UNITED NATIONS, Nov 27, (APP): One in five refugee or internally displaced women have faced sexual violence, and the situation is getting bad to worst globally, the UN refugee agency, (UNHCR), said in a statement.
On the 30th anniversary of the campaign for 16 Days of Activism against Gender-Based Violence (GBV), the UN refugee agency said that there’s been a global spike in domestic violence, child marriages, trafficking, sexual and financial exploitation and abuse since March.
“A lethal mix of confinement, deepening poverty and economic duress is unleashing a renewed wave of violence against refugee, displaced and stateless women and girls”, UNHCR, which is based in Geneva, said in a statement issued on Friday.
To tackle the crisis, the UN agency has called for funding to be scaled up for grassroots projects that emphasis on prevention and helping victims of gender-based violence.

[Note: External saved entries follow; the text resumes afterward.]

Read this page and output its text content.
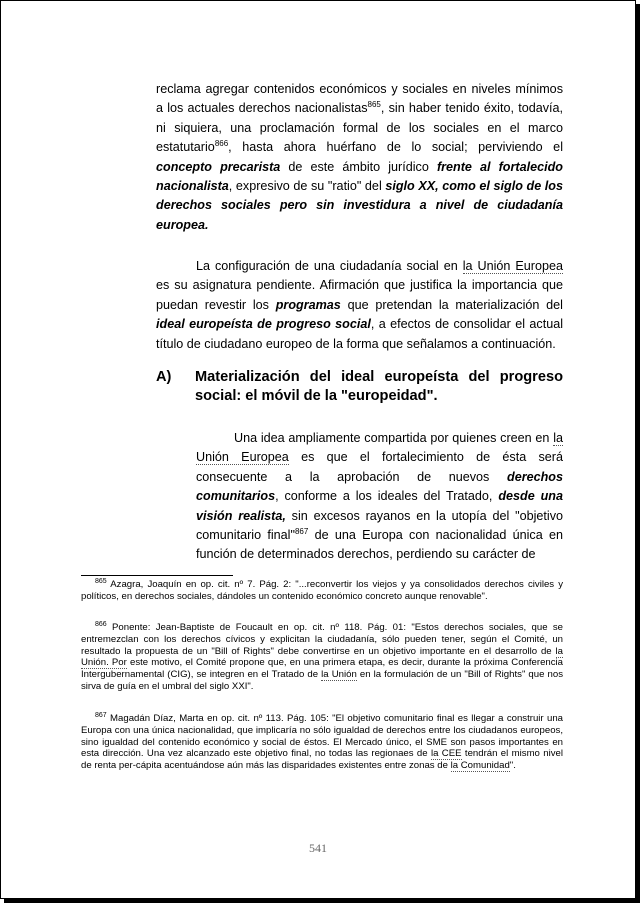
reclama agregar contenidos económicos y sociales en niveles mínimos a los actuales derechos nacionalistas$^{865}$, sin haber tenido éxito, todavía, ni siquiera, una proclamación formal de los sociales en el marco estatutario$^{866}$, hasta ahora huérfano de lo social; perviviendo el concepto precarista de este ámbito jurídico frente al fortalecido nacionalista, expresivo de su "ratio" del siglo XX, como el siglo de los derechos sociales pero sin investidura a nivel de ciudadanía europea.

La configuración de una ciudadanía social en la Unión Europea es su asignatura pendiente. Afirmación que justifica la importancia que puedan revestir los programas que pretendan la materialización del ideal europeísta de progreso social, a efectos de consolidar el actual título de ciudadano europeo de la forma que señalamos a continuación.

A) Materialización del ideal europeísta del progreso social: el móvil de la "europeidad".

Una idea ampliamente compartida por quienes creen en la Unión Europea es que el fortalecimiento de ésta será consecuente a la aprobación de nuevos derechos comunitarios, conforme a los ideales del Tratado, desde una visión realista, sin excesos rayanos en la utopía del "objetivo comunitario final"$^{867}$ de una Europa con nacionalidad única en función de determinados derechos, perdiendo su carácter de

$^{865}$ Azagra, Joaquín en op. cit. nº 7. Pág. 2: "...reconvertir los viejos y ya consolidados derechos civiles y políticos, en derechos sociales, dándoles un contenido económico concreto aunque renovable".

$^{866}$ Ponente: Jean-Baptiste de Foucault en op. cit. nº 118. Pág. 01: "Estos derechos sociales, que se entremezclan con los derechos cívicos y explicitan la ciudadanía, sólo pueden tener, según el Comité, un resultado la propuesta de un "Bill of Rights" debe convertirse en un objetivo importante en el desarrollo de la Unión. Por este motivo, el Comité propone que, en una primera etapa, es decir, durante la próxima Conferencia Intergubernamental (CIG), se integren en el Tratado de la Unión en la formulación de un "Bill of Rights" que nos sirva de guía en el umbral del siglo XXI".

$^{867}$ Magadán Díaz, Marta en op. cit. nº 113. Pág. 105: "El objetivo comunitario final es llegar a construir una Europa con una única nacionalidad, que implicaría no sólo igualdad de derechos entre los ciudadanos europeos, sino igualdad del contenido económico y social de éstos. El Mercado único, el SME son pasos importantes en esta dirección. Una vez alcanzado este objetivo final, no todas las regionaes de la CEE tendrán el mismo nivel de renta per-cápita acentuándose aún más las disparidades existentes entre zonas de la Comunidad".

541
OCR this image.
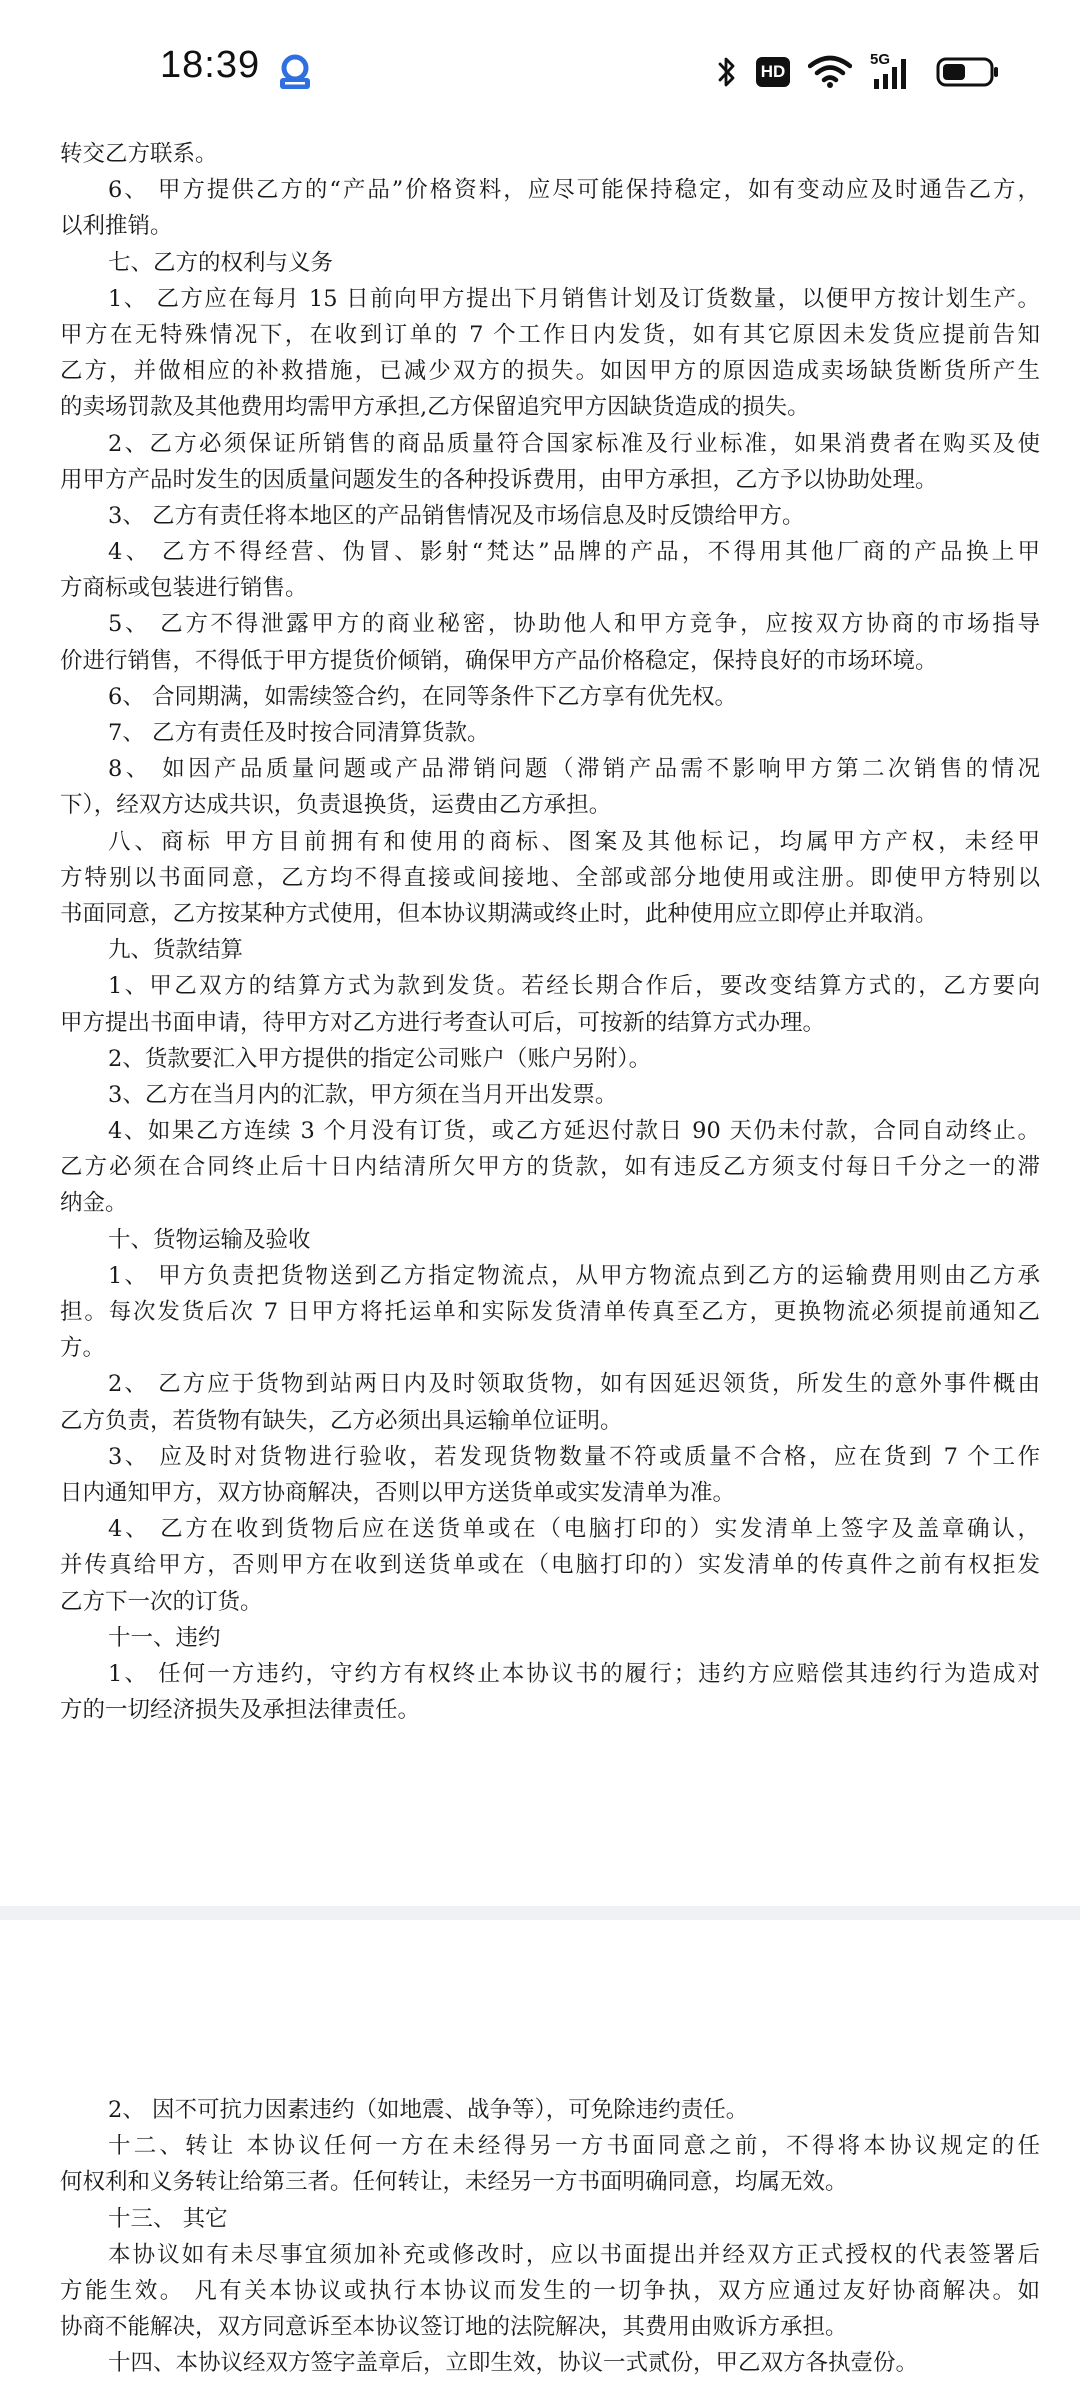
18:39	HD
5G
转交乙方联系。
6、 甲方提供乙方的“产品”价格资料，应尽可能保持稳定，如有变动应及时通告乙方，
以利推销。
七、乙方的权利与义务
1、 乙方应在每月 15 日前向甲方提出下月销售计划及订货数量，以便甲方按计划生产。
甲方在无特殊情况下，在收到订单的 7 个工作日内发货，如有其它原因未发货应提前告知
乙方，并做相应的补救措施，已减少双方的损失。如因甲方的原因造成卖场缺货断货所产生
的卖场罚款及其他费用均需甲方承担,乙方保留追究甲方因缺货造成的损失。
2、乙方必须保证所销售的商品质量符合国家标准及行业标准，如果消费者在购买及使
用甲方产品时发生的因质量问题发生的各种投诉费用，由甲方承担，乙方予以协助处理。
3、 乙方有责任将本地区的产品销售情况及市场信息及时反馈给甲方。
4、 乙方不得经营、伪冒、影射“梵达”品牌的产品，不得用其他厂商的产品换上甲
方商标或包装进行销售。
5、 乙方不得泄露甲方的商业秘密，协助他人和甲方竞争，应按双方协商的市场指导
价进行销售，不得低于甲方提货价倾销，确保甲方产品价格稳定，保持良好的市场环境。
6、 合同期满，如需续签合约，在同等条件下乙方享有优先权。
7、 乙方有责任及时按合同清算货款。
8、 如因产品质量问题或产品滞销问题（滞销产品需不影响甲方第二次销售的情况
下），经双方达成共识，负责退换货，运费由乙方承担。
八、商标 甲方目前拥有和使用的商标、图案及其他标记，均属甲方产权，未经甲
方特别以书面同意，乙方均不得直接或间接地、全部或部分地使用或注册。即使甲方特别以
书面同意，乙方按某种方式使用，但本协议期满或终止时，此种使用应立即停止并取消。
九、货款结算
1、甲乙双方的结算方式为款到发货。若经长期合作后，要改变结算方式的，乙方要向
甲方提出书面申请，待甲方对乙方进行考查认可后，可按新的结算方式办理。
2、货款要汇入甲方提供的指定公司账户（账户另附）。
3、乙方在当月内的汇款，甲方须在当月开出发票。
4、如果乙方连续 3 个月没有订货，或乙方延迟付款日 90 天仍未付款，合同自动终止。
乙方必须在合同终止后十日内结清所欠甲方的货款，如有违反乙方须支付每日千分之一的滞
纳金。
十、货物运输及验收
1、 甲方负责把货物送到乙方指定物流点，从甲方物流点到乙方的运输费用则由乙方承
担。每次发货后次 7 日甲方将托运单和实际发货清单传真至乙方，更换物流必须提前通知乙
方。
2、 乙方应于货物到站两日内及时领取货物，如有因延迟领货，所发生的意外事件概由
乙方负责，若货物有缺失，乙方必须出具运输单位证明。
3、 应及时对货物进行验收，若发现货物数量不符或质量不合格，应在货到 7 个工作
日内通知甲方，双方协商解决，否则以甲方送货单或实发清单为准。
4、 乙方在收到货物后应在送货单或在（电脑打印的）实发清单上签字及盖章确认，
并传真给甲方，否则甲方在收到送货单或在（电脑打印的）实发清单的传真件之前有权拒发
乙方下一次的订货。
十一、违约
1、 任何一方违约，守约方有权终止本协议书的履行；违约方应赔偿其违约行为造成对
方的一切经济损失及承担法律责任。
2、 因不可抗力因素违约（如地震、战争等），可免除违约责任。
十二、转让 本协议任何一方在未经得另一方书面同意之前，不得将本协议规定的任
何权利和义务转让给第三者。任何转让，未经另一方书面明确同意，均属无效。
十三、 其它
本协议如有未尽事宜须加补充或修改时，应以书面提出并经双方正式授权的代表签署后
方能生效。 凡有关本协议或执行本协议而发生的一切争执，双方应通过友好协商解决。如
协商不能解决，双方同意诉至本协议签订地的法院解决，其费用由败诉方承担。
十四、本协议经双方签字盖章后，立即生效，协议一式贰份，甲乙双方各执壹份。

United Nations Human Rights Commission for Refugee (UNHCR) highlighted that the need for such local, refugee-led projects has become even greater during the COVID-19 pandemic, as lockdowns have taken away refugees’ often precarious livelihoods, heightening tensions in households and making it more difficult for international agencies to deliver support services.
UNHCR issued the alert after record increases in gender-based violence in at least 27 countries in the World.
“In the Central African Republic it warned that one gender-based violence incident is recorded every hour” UNHCR reported.
And in Colombia, similar incidents affecting Venezuelan refugees and migrants have increased by 40 per cent over the first three- quarters of the year, the agency noted.
The financial stress of COVID-19 and a lack of food in households during the pandemic has put women at greater risk from violence at the hands of their partners, UNHCR added in a recent report.
This is the case on the Thai-Myanmar border, where refugee women who were already running support services and safe houses for survivors of gender-based violence asked the UN agency for funding, to provide food to families who had lost work owing to the pandemic’s economic impact.
Reaffirming its own commitment to addressing gender-based violence across its operations, UNHCR launched an institution-wide policy on GBV prevention, risk mitigation and response, in October this year.